THEY LAUGHED WHEN MICKEY ROURKE SAID HE WAS making his debut as a prizefighter. But on the night of Thursday, May 23, in the War Memorial Auditorium in Fort Lauderdale, Mickey made ’em stop laughing. Instead they booed him to the rafters, and some of the 2,300 fans even chanted “Mickey sucks” as Rourke, fighting under the nom de stiff Marielito, danced, wrestled, wiggled, giggled and—occasionally—punched his way to a unanimous decision over a hapless 32-year-old auto mechanic named Steve Powell. (Powell’s trainer gave away a major part of his guy’s regimen when he said, “I’ve been working on him to quit smoking.”)
The 34-year-old Rourke, who hasn’t been razzed by so many people since the critics got a look at Wild Orchid, showed up for the fight in a white stretch limousine. He sequestered himself in his dressing room while his girlfriend, Orchid costar Carré Otis, posed for photographers and predicted that her man would most definitely moider da bum, probably around the second round of the four-round light-heavyweight bout.
Entering the ring, Rourke, who had had 26 amateur bouts as a teenager, seemed equally confident; he shadowboxed, danced a little and backpedaled some, bumping into one of his cornermen. Then he look off his robe, revealing gold satin shorts, slit up the sides and emblazoned with green shamrocks. The crowd, in rare form for the charity event, was already booing. The announcer noted that both men had weighed in at 178 lbs. After an uneventful first round, Rourke went to work, trying to pick Powell up and throw him over the ropes. He clowned, he hit below the belt and sucker-punched Powell while talking to the ref. Between rounds, Rourke gargled Evian water.

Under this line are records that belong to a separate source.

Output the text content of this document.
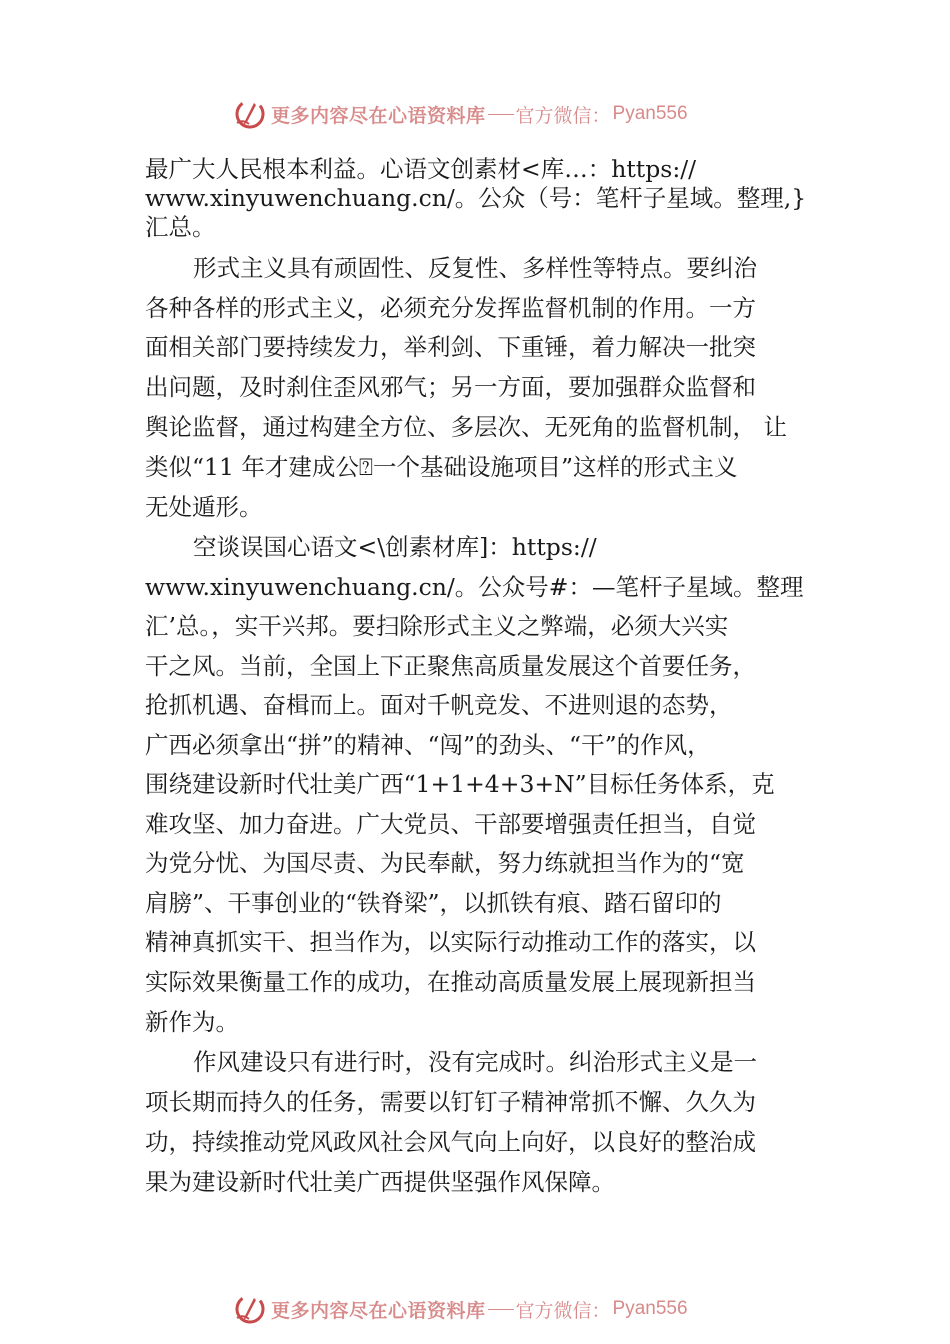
更多内容尽在心语资料库 官方微信： Pyan556
最广大人民根本利益。心语文创素材<库…：https://
www.xinyuwenchuang.cn/。公众（号：笔杆子星域。整理,}
汇总。
形式主义具有顽固性、反复性、多样性等特点。要纠治
各种各样的形式主义，必须充分发挥监督机制的作用。一方
面相关部门要持续发力，举利剑、下重锤，着力解决一批突
出问题，及时刹住歪风邪气；另一方面，要加强群众监督和
舆论监督，通过构建全方位、多层次、无死角的监督机制， 让
类似“11 年才建成公⍰一个基础设施项目”这样的形式主义
无处遁形。
空谈误国心语文<\创素材库]：https://
www.xinyuwenchuang.cn/。公众号#：—笔杆子星域。整理
汇’总。，实干兴邦。要扫除形式主义之弊端，必须大兴实
干之风。当前，全国上下正聚焦高质量发展这个首要任务，
抢抓机遇、奋楫而上。面对千帆竞发、不进则退的态势，
广西必须拿出“拼”的精神、“闯”的劲头、“干”的作风，
围绕建设新时代壮美广西“1+1+4+3+N”目标任务体系，克
难攻坚、加力奋进。广大党员、干部要增强责任担当，自觉
为党分忧、为国尽责、为民奉献，努力练就担当作为的“宽
肩膀”、干事创业的“铁脊梁”，以抓铁有痕、踏石留印的
精神真抓实干、担当作为，以实际行动推动工作的落实，以
实际效果衡量工作的成功，在推动高质量发展上展现新担当
新作为。
作风建设只有进行时，没有完成时。纠治形式主义是一
项长期而持久的任务，需要以钉钉子精神常抓不懈、久久为
功，持续推动党风政风社会风气向上向好，以良好的整治成
果为建设新时代壮美广西提供坚强作风保障。
更多内容尽在心语资料库 官方微信： Pyan556
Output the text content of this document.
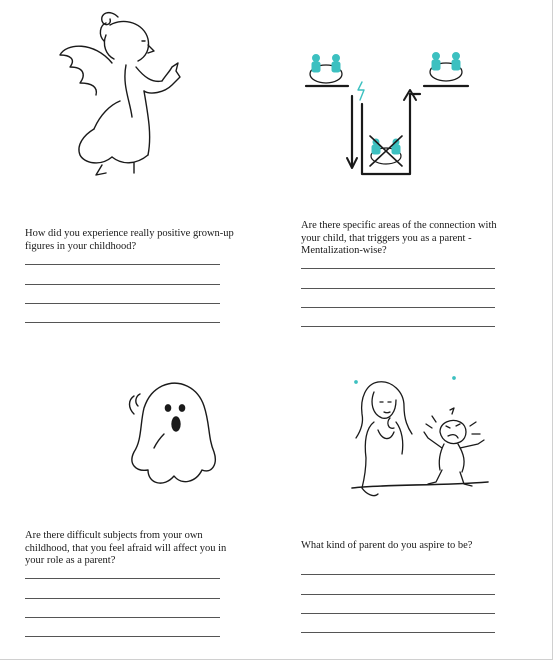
How did you experience really positive grown-up figures in your childhood?

Are there specific areas of the connection with your child, that triggers you as a parent - Mentalization-wise?

Are there difficult subjects from your own childhood, that you feel afraid will affect you in your role as a parent?

What kind of parent do you aspire to be?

As the final bell sounded, Rourke gave his unmarked opponent a hug and kiss on the neck and invited him out for a beer. As with all mega-fights, there was a press conference afterward, featuring the victorious gladiator, not a hair in place, fielding questions from reporters: How would he describe his fistic style? “Animalistic.” What does the future hold? “Twelve or 14 more fights.” (The future, incidentally, also holds his next movie, costarring Don Johnson and due this fall.) Asked to characterize his opponent, whose record now stands at a lackluster 4-and-5, Rourke said, “He was quicker than I anticipated. They didn’t give me no pancake, ya know.” Then, lapsing into the fighter-as-philosopher mode, he said, “I don’t got no future really as a boxer, but I’m doing it to have a good time.”